Parece brincadeira. É e não é. Já que não saio sem vocês nos meus coldres; nunca saio de mim, esquecendo-as. A minha vida interior precisa desse… alimento, desses exemplos, que me ajudam até quando penso como um machista part time que sou: se uma mulher pode, como um homem não poderá? Usufruir da própria sensibilidade é o maior barato, mas ser governado por ela, como é o meu caso, é um desastre, preciso de ajuda. E ainda: brigar e implicar com vocês, quando pinta, é uma prova daquelas, é uma prova oral de matemática precisando de nota, é como ir para uma academia e malhar até cansar, ou ir para um ringue e treinar à vera, ainda mais porque as oponentes – uma de cada vez, por favor – conhecem a fundo o adversário, com muitos calcanhares de Aquiles, e com uma sensibilidade à dor, e, portanto, com um “queixo de vidro” que não dá para proteger em nenhum momento, satisfatoriamente.

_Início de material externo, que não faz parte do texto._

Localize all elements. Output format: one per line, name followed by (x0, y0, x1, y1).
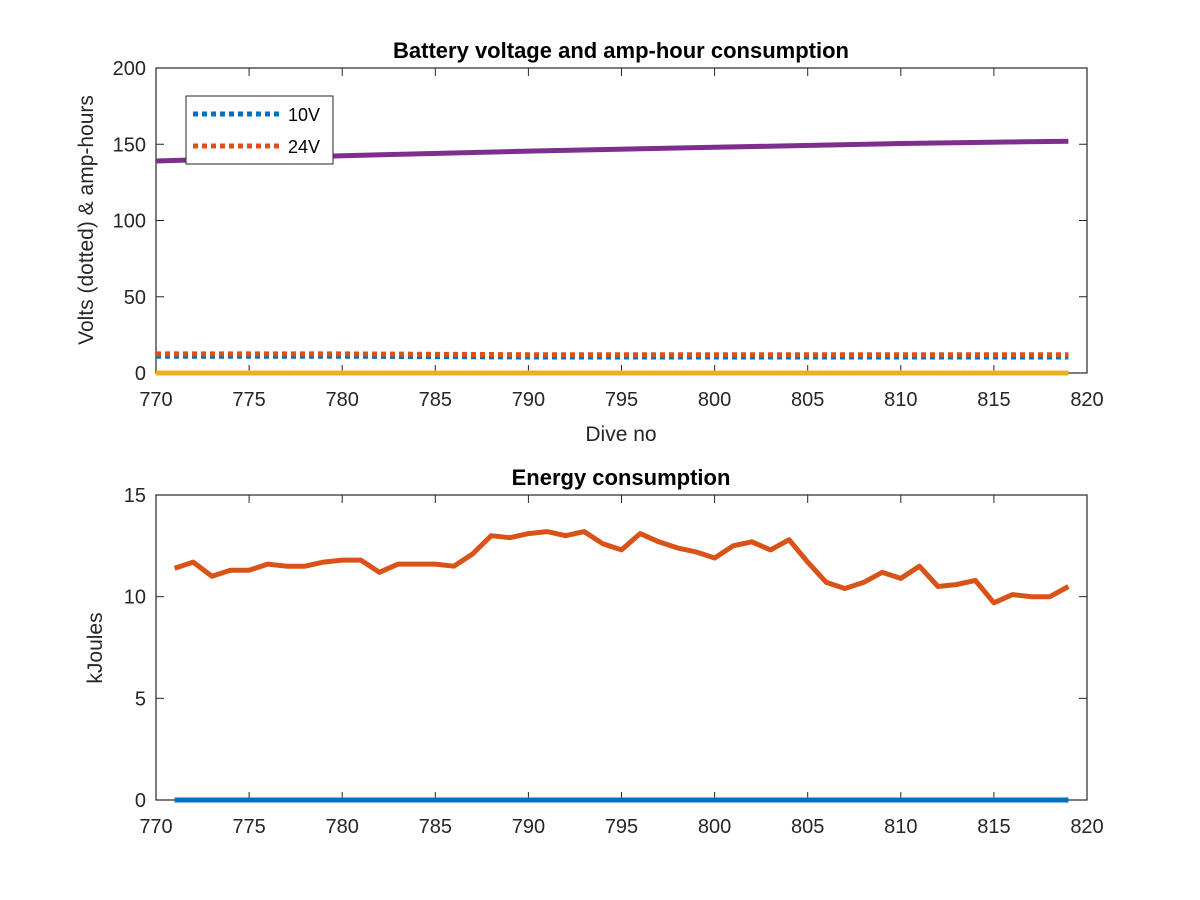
chart-title-2: Energy consumption (512, 465, 731, 490)
x-tick-label: 795 (605, 816, 638, 838)
x-tick-label: 805 (791, 389, 824, 411)
x-tick-label: 780 (326, 389, 359, 411)
x-tick-label: 790 (512, 816, 545, 838)
chart-battery: Battery voltage and amp-hour consumption… (75, 38, 1104, 446)
y-tick-label: 150 (113, 134, 146, 156)
y-axis-label-2: kJoules (84, 612, 107, 683)
x-axis-label-1: Dive no (585, 423, 656, 446)
x-tick-label: 810 (884, 389, 917, 411)
x-tick-label: 790 (512, 389, 545, 411)
x-tick-label: 780 (326, 816, 359, 838)
y-tick-label: 10 (124, 587, 146, 609)
x-tick-label: 775 (232, 816, 265, 838)
legend-label-24v: 24V (288, 137, 320, 157)
x-tick-label: 820 (1070, 816, 1103, 838)
x-tick-label: 775 (232, 389, 265, 411)
y-tick-label: 50 (124, 287, 146, 309)
x-tick-label: 785 (419, 389, 452, 411)
plot-area-2 (155, 494, 1088, 801)
x-tick-label: 805 (791, 816, 824, 838)
legend-box (185, 95, 334, 165)
x-tick-label: 815 (977, 816, 1010, 838)
series-group-2 (173, 529, 1070, 803)
series-line-1-0 (173, 529, 1070, 606)
ticks-2: 770 775 780 785 790 795 800 805 810 815 820 0 5 10 15 (124, 485, 1104, 838)
x-tick-label: 810 (884, 816, 917, 838)
x-tick-label: 770 (139, 816, 172, 838)
y-tick-label: 5 (135, 688, 146, 710)
y-axis-label-1: Volts (dotted) & amp-hours (75, 95, 98, 345)
x-tick-label: 815 (977, 389, 1010, 411)
x-tick-label: 770 (139, 389, 172, 411)
y-tick-label: 15 (124, 485, 146, 507)
legend: 10V 24V (185, 95, 334, 165)
ticks-1: 770 775 780 785 790 795 800 805 810 815 820 0 50 100 1… (113, 58, 1104, 411)
chart-title-1: Battery voltage and amp-hour consumption (393, 38, 849, 63)
y-tick-label: 0 (135, 790, 146, 812)
y-tick-label: 0 (135, 363, 146, 385)
x-tick-label: 820 (1070, 389, 1103, 411)
chart-energy: Energy consumption kJoules 770 775 780 785 7… (84, 465, 1104, 838)
y-tick-label: 100 (113, 211, 146, 233)
legend-label-10v: 10V (288, 105, 320, 125)
y-tick-label: 200 (113, 58, 146, 80)
x-tick-label: 795 (605, 389, 638, 411)
x-tick-label: 800 (698, 816, 731, 838)
series-line-24v (156, 351, 1069, 358)
x-tick-label: 800 (698, 389, 731, 411)
x-tick-label: 785 (419, 816, 452, 838)
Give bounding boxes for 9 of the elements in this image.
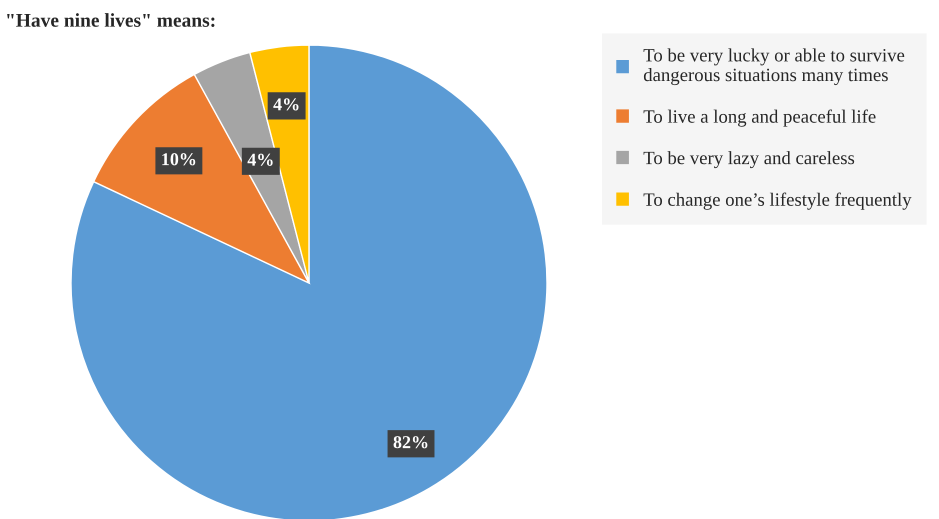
chart-title: "Have nine lives" means: xyxy=(7,13,214,27)
data-label: 4% xyxy=(248,154,273,166)
legend-label: To live a long and peaceful life xyxy=(644,109,876,127)
data-label: 10% xyxy=(162,153,196,166)
legend-label: To be very lazy and careless xyxy=(644,151,854,168)
data-label: 82% xyxy=(394,436,428,448)
legend-label: To be very lucky or able to survive dangerous situations many times xyxy=(644,48,904,86)
data-label: 4% xyxy=(273,98,298,110)
legend-label: To change one’s lifestyle frequently xyxy=(644,192,912,210)
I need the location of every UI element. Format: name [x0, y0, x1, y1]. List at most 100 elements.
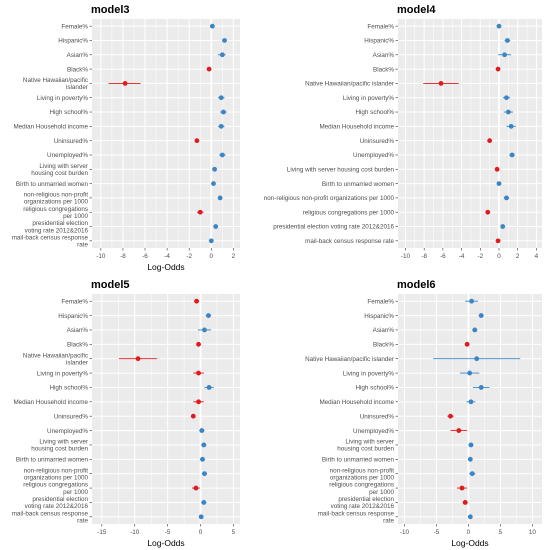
y-tick-label: Living with server housing cost burden	[31, 163, 88, 177]
estimate-point	[206, 385, 212, 390]
x-tick-label: -6	[440, 253, 446, 260]
y-tick-label: Median Household income	[13, 399, 88, 406]
estimate-point	[495, 238, 501, 244]
y-tick-label: mail-back census response rate	[12, 234, 89, 248]
x-tick-label: 5	[499, 529, 503, 536]
estimate-point	[200, 456, 205, 462]
y-tick-label: Native Hawaiian/pacific islander	[305, 356, 394, 363]
x-tick-label: -4	[164, 253, 170, 260]
y-tick-label: mail-back census response rate	[318, 510, 395, 524]
estimate-point	[485, 209, 491, 215]
y-tick-label: non-religious non-profit organizations p…	[264, 195, 395, 202]
y-tick-label: Birth to unmarried women	[16, 457, 89, 464]
estimate-point	[496, 23, 502, 29]
estimate-point	[487, 138, 493, 144]
y-tick-label: Black%	[373, 342, 394, 349]
estimate-point	[504, 195, 509, 201]
x-tick-label: 0	[497, 253, 501, 260]
y-tick-label: Asian%	[373, 327, 395, 334]
x-tick-label: -10	[400, 529, 410, 536]
y-tick-label: High school%	[355, 385, 394, 392]
x-tick-label: 4	[535, 253, 539, 260]
y-tick-label: Unemployed%	[47, 152, 88, 159]
y-tick-label: non-religious non-profit organizations pe…	[330, 467, 395, 481]
estimate-point	[448, 413, 453, 419]
estimate-point	[464, 341, 470, 347]
y-tick-label: Black%	[67, 66, 88, 73]
y-tick-label: Living with server housing cost burden	[337, 439, 394, 453]
y-tick-label: Living with server housing cost burden	[31, 439, 88, 453]
panel-title: model5	[91, 279, 130, 291]
x-tick-label: -6	[142, 253, 148, 260]
estimate-point	[217, 195, 223, 201]
estimate-point	[505, 109, 511, 115]
estimate-point	[500, 224, 506, 229]
y-tick-label: Living in poverty%	[343, 95, 395, 102]
estimate-point	[221, 109, 226, 115]
estimate-point	[219, 152, 225, 158]
y-tick-label: Native Hawaiian/pacific islander	[23, 77, 88, 91]
estimate-point	[196, 399, 201, 405]
estimate-point	[209, 23, 215, 29]
estimate-point	[206, 66, 212, 72]
y-tick-label: Hispanic%	[364, 313, 394, 320]
y-tick-label: Uninsured%	[360, 138, 395, 145]
y-tick-label: Birth to unmarried women	[322, 181, 395, 188]
x-tick-label: -15	[97, 529, 107, 536]
estimate-point	[196, 370, 201, 376]
x-tick-label: 2	[232, 253, 236, 260]
panel-background	[398, 19, 542, 248]
x-tick-label: -5	[165, 529, 171, 536]
estimate-point	[194, 138, 200, 144]
estimate-point	[201, 500, 207, 505]
y-tick-label: Female%	[61, 23, 88, 30]
estimate-point	[190, 413, 196, 419]
estimate-point	[508, 123, 514, 129]
y-tick-label: presidential election voting rate 2012&20…	[25, 496, 89, 510]
y-tick-label: Hispanic%	[58, 313, 88, 320]
panel-background	[92, 19, 240, 248]
estimate-point	[206, 313, 211, 318]
y-tick-label: religious congregations per 1000	[23, 482, 88, 496]
estimate-point	[222, 38, 227, 43]
estimate-point	[438, 81, 444, 86]
estimate-point	[122, 81, 128, 86]
estimate-point	[494, 166, 500, 172]
x-tick-label: -2	[477, 253, 483, 260]
estimate-point	[469, 298, 474, 304]
estimate-point	[495, 66, 501, 72]
x-tick-label: -2	[186, 253, 192, 260]
estimate-point	[509, 152, 515, 158]
estimate-point	[467, 456, 473, 462]
y-tick-label: Hispanic%	[364, 38, 394, 45]
y-tick-label: non-religious non-profit organizations pe…	[24, 467, 89, 481]
estimate-point	[135, 356, 141, 362]
x-tick-label: 0	[210, 253, 214, 260]
estimate-point	[202, 471, 207, 477]
y-tick-label: Native Hawaiian/pacific islander	[23, 352, 88, 366]
estimate-point	[474, 356, 480, 362]
y-tick-label: Asian%	[373, 52, 395, 59]
y-tick-label: religious congregations per 1000	[23, 206, 88, 220]
estimate-point	[199, 428, 205, 433]
panel-title: model6	[397, 279, 436, 291]
y-tick-label: Uninsured%	[360, 413, 395, 420]
y-tick-label: Female%	[367, 298, 394, 305]
estimate-point	[218, 123, 224, 129]
y-tick-label: Birth to unmarried women	[16, 181, 89, 188]
y-tick-label: Uninsured%	[54, 138, 89, 145]
estimate-point	[202, 327, 207, 333]
estimate-point	[219, 52, 225, 58]
y-tick-label: Unemployed%	[47, 428, 88, 435]
estimate-point	[212, 166, 217, 172]
y-tick-label: Unemployed%	[353, 428, 394, 435]
y-tick-label: High school%	[355, 109, 394, 116]
y-tick-label: presidential election voting rate 2012&2…	[273, 224, 394, 231]
estimate-point	[468, 442, 474, 448]
y-tick-label: Black%	[67, 342, 88, 349]
estimate-point	[194, 298, 199, 304]
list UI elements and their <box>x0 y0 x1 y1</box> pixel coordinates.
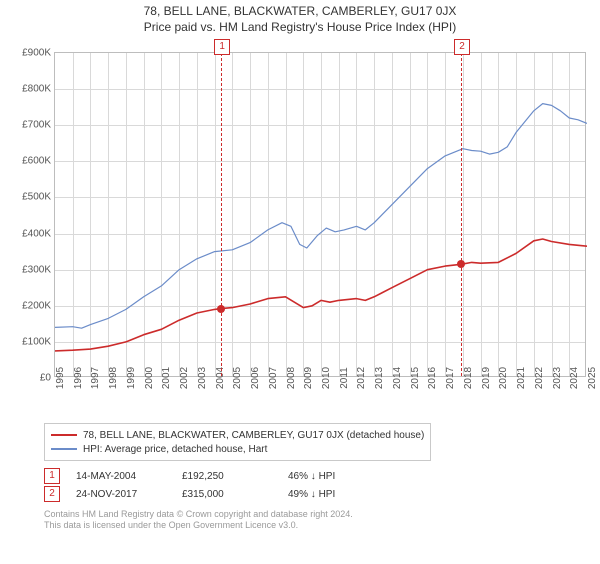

A fragilidade exposta, quando por escrito, fica exagerada. Afinal, tenho a minha “navalha na liga”: o rancor que dura anos, companhia malsã, mas companhia, que, às vezes, acaba me cortando mais do que ao outro. Até porque o que pode ser mais íntimo que um inimigo bem plantado e cultivado? Como esquecê-lo?
Quanto à fobia, você sabe, tive a minha na idade que você teve a sua e que durou dois anos. Foi fogo na roupa. Tenho a impressão que ninguém se cura definitivamente de um troço desses. Tenho a impressão que ninguém se cura de nada, por assim dizer. Pelo menos eu, definitivamente, não me curo. Vou sendo remendado, vida afora, até o dia em que o patchwork não vai aguentar mais, e se rasgará, sem remédio, na última lavagem, ficando imprestável mesmo para o uso caseiro. No máximo, poderá ser aposentado, guardado por quem, e por quanto tempo?
É o que vivo me perguntando nesses dias contados aqui nessa tela, nessa janela iluminada, ou no escuro do quarto fechado. Dias contados, sim, não foi à toa que essa expressão saiu espremida.
Falando nisso, em espremer e exprimir, achei bela, bela, a história do seu outro nascimento, pois eu considero que começar a escrever para fora, para publicação, é um tipo de nascimento, já que a gente não sabe que cara vamos ter no que vai saindo escrito e escarrado. A imagem de apoiar a testa na máquina e tirar um soninho por cerca de dez minutos para ganhar força e clareza, como se tivesse sendo amamentada por si mesma, merecia ser pintada à la Vermeer (não faço por menos): “A moça na máquina de escrever” é o título do quadro imaginário! Como compreendo esse esforço que escrever impõe, em qualquer quadra da vida. Se não fosse assim, como poderia ter escrito, semana passada, o que segue em baixo com a tinta ainda fresca e com um beijo:
ESCRITO
A mão passa espremida
por entre as grades
[a sensação é essa]
e apanha a caneta
do outro lado, e escreve
assim, constrangida
sobretudo, sobre o mundo
de dentro, de fora, mas
sempre sobra, falta alguma coisa
quando já se largou
a caneta para a mão sair
do aperto, e quando se tenta
apanhá-la de novo para
o acréscimo, corte, reparo
ela rolou, longe do meu alcance.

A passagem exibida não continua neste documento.